Dil ve Afetleri Gıybet Etmek - 5

 

Kalple Gıybet Etmenin Haram Oluşu

 

Bil ki, kötü söz haram olduğu gibi, kötü düşünce de haramdır. Başkasının kötülüklerini sayıp dökmek haram olduğu gibi, kendi kendine onun hakkında kötü düşünce içinde bulunman da caiz değildir. Burada kötü düşünce dediğim şey, başkasının kötü olduğunu düşünüp kesin olarak öyle hüküm vermektir. Böyle olmaksızın aklına gelen şeyler ve nefsin vesvese türü düşünceleri bağışlanmıştır. Burada yasaklanan, kalbin meylettiği, nefsin peşine düştüğü zandır.

Bu konuda Allah Teala (cc) şöyle buyurmaktadır: “Ey iman edenler! Zandan çok sakının, çünkü zannın bir kısmı günahtır.” (Hucurat 12)

 

Zannın Haram Olmasının Sebebi

 

Kalbin sırlarını ancak, bütün gizli hallere vâkıf olan Allah (cc) bilir.
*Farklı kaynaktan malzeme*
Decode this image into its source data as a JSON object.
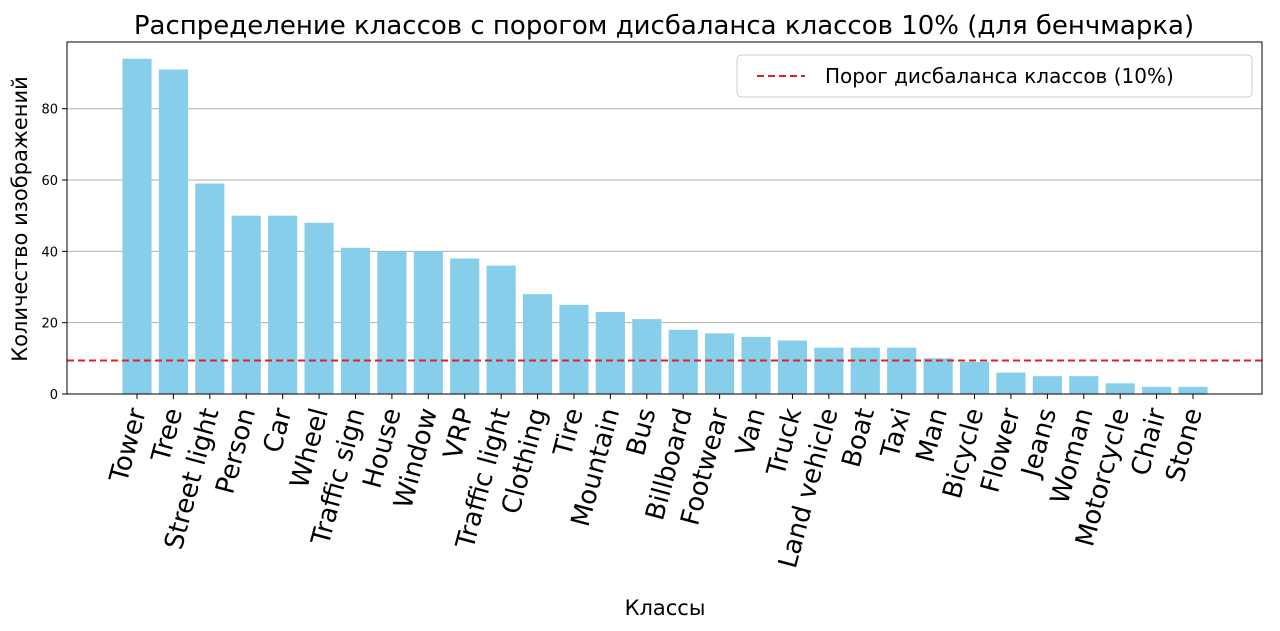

Dolayısıyla, başka bir yorumu olmayacak şekilde, açık bir biçimde kötülüğüne şahit olmadığın müddetçe bir başkası hakkında kötü diye hüküm vermen uygun değildir. Böyle bir şeyi gördüysen de bu, gördüklerinle sınırlı kalmalıdır. Şahit olmadığın, kendisinden işitmediğin bir hususta kalbinde oluşan zan ve tahminler şeytandandır. Onu yalanlamalısın. Çünkü şeytan fâsıkların (yalancı, günahkâr) en büyüğüdür. Allah Teala şöyle buyurmaktadır: “Ey iman edenler! Eğer fâsık biri size bir haber getirirse onun doğruluğunu araştırın. Yoksa bilmeden bir topluluğa kötülük edersiniz de sonra yaptığınıza pişman olursunuz.” (Hucurat 6)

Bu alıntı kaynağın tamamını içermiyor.